Reusable Logic Saves Storage. Storage is one of the limitations of blockchain technology. According to blockchain’s properties, every participant has a local replica of the whole transaction history, moreover, any revision or deletion to the existing transactions is not allowed, thus joining a blockchain network can be a heavy burden to individual’s storage. Design patterns provide smart contracts reusable logic, which helps relieve such burden. For example, developers can change the secret key in Hash Secret, and revoke the request or update the authority information in Multi-Signature on demand to achieve reusability. Besides, Contract Decorator aims to encapsulate the old contracts into the new ones, which can also be considered as a method of saving storage.

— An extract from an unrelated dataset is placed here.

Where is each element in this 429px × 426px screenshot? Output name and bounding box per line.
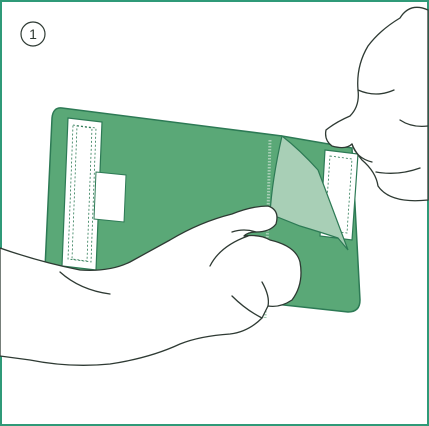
step-number: 1 bbox=[29, 26, 37, 42]
step-badge: 1 bbox=[21, 22, 45, 46]
center-window bbox=[94, 172, 126, 222]
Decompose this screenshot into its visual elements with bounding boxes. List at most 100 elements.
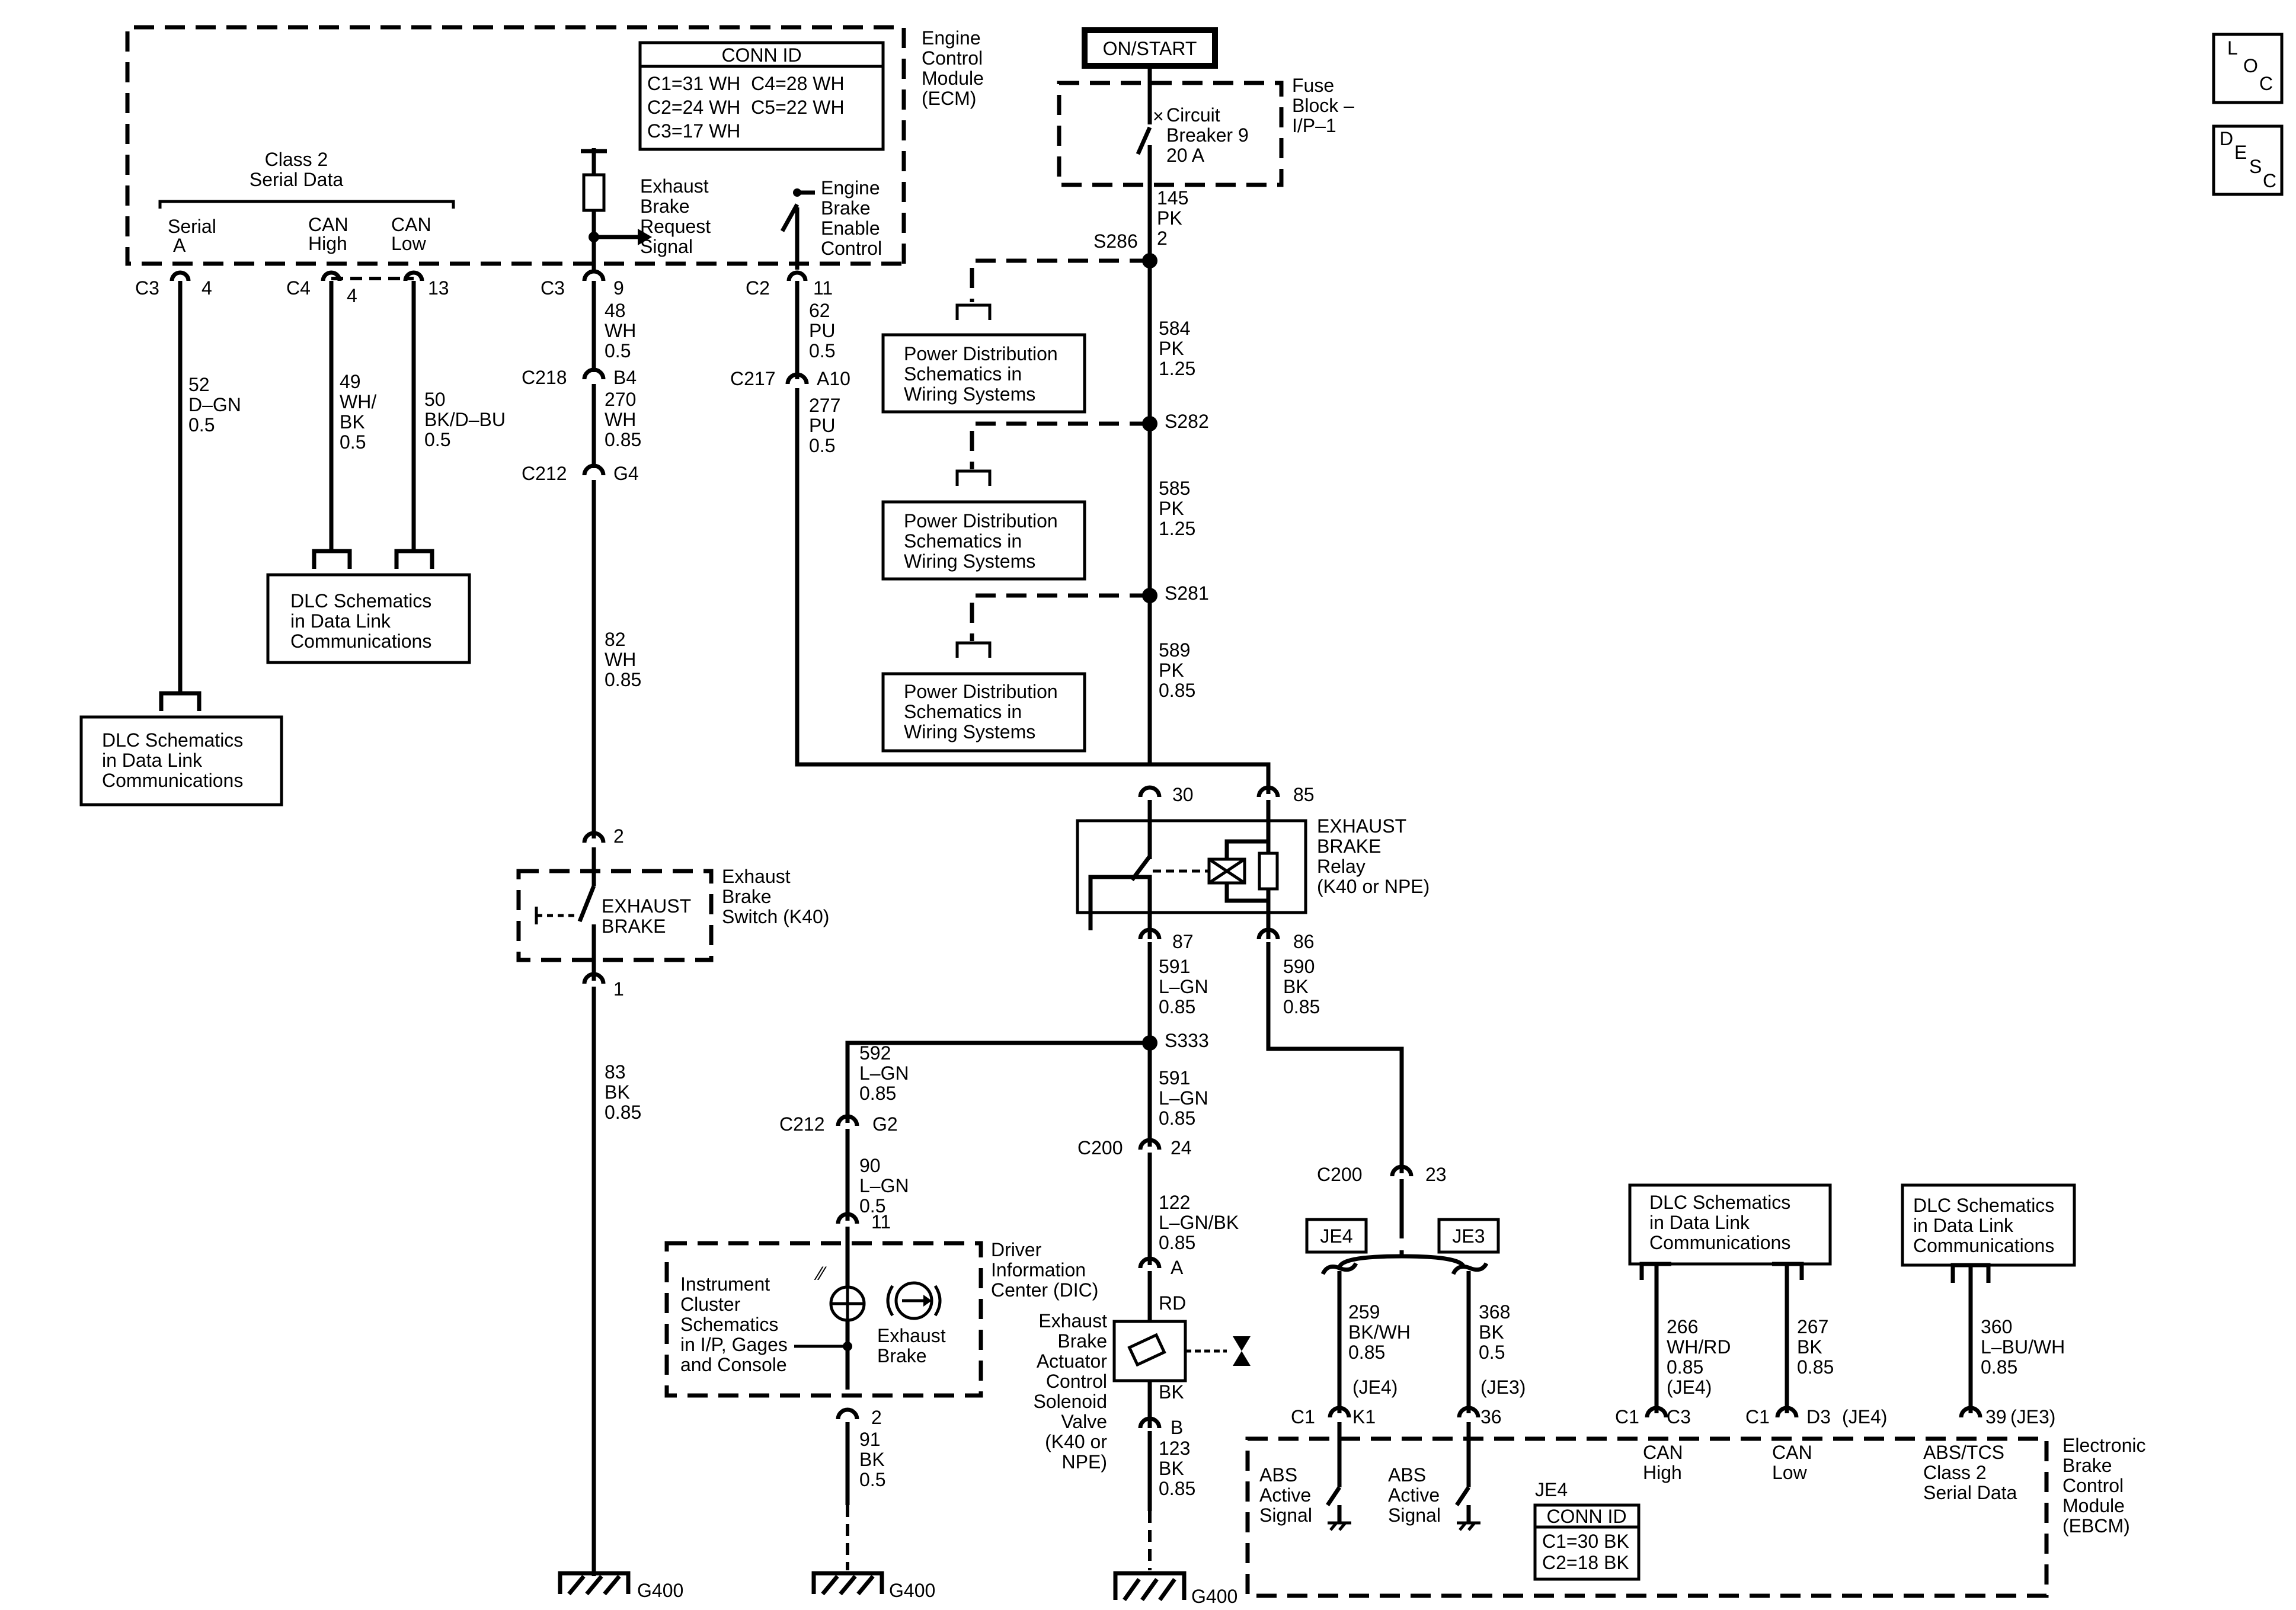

6 Conclusion and Future Work

In this paper, we propose a taxonomy of the design patterns for smart contracts, and share the experiences of applying several patterns of Solidity-based smart contract to a real-world blockchain-based traceability system called originChain. Blockchain’s unique properties provide new thoughts to application architecture, in which blockchain technology acts as a special component. The design patterns affect some specific aspects of the blockchain-based application, such as updatability, adaptability and interoperability.

We divide the design patterns into four categories: Creational Pattern, Structural Pattern, Inter-Behavioral Pattern and Intra-Behavioral Pattern, according to their contribution to the architecture design of smart contracts. Specifically, we apply Contract Composer, Contract Facade, Contract Observer, Hash Secret, and Multi-Signature to a real-world blockchain-based application to improve the non-functional requirements.

Smart contracts used to be standalone and aimed at a specific function, but now in a blockchain-based application, smart contracts can cope with some complex business process instead of barely store the data. Applying some software design patterns to smart contracts helps developers to have a better design on the architecture of smart contracts.

The future work includes summarising more design patterns of smart contract, refining the taxonomy, and giving more detailed discussion about the patterns. In addition, we will optimise the blockchain-based traceability system and extend blockchain technology to other potential industries.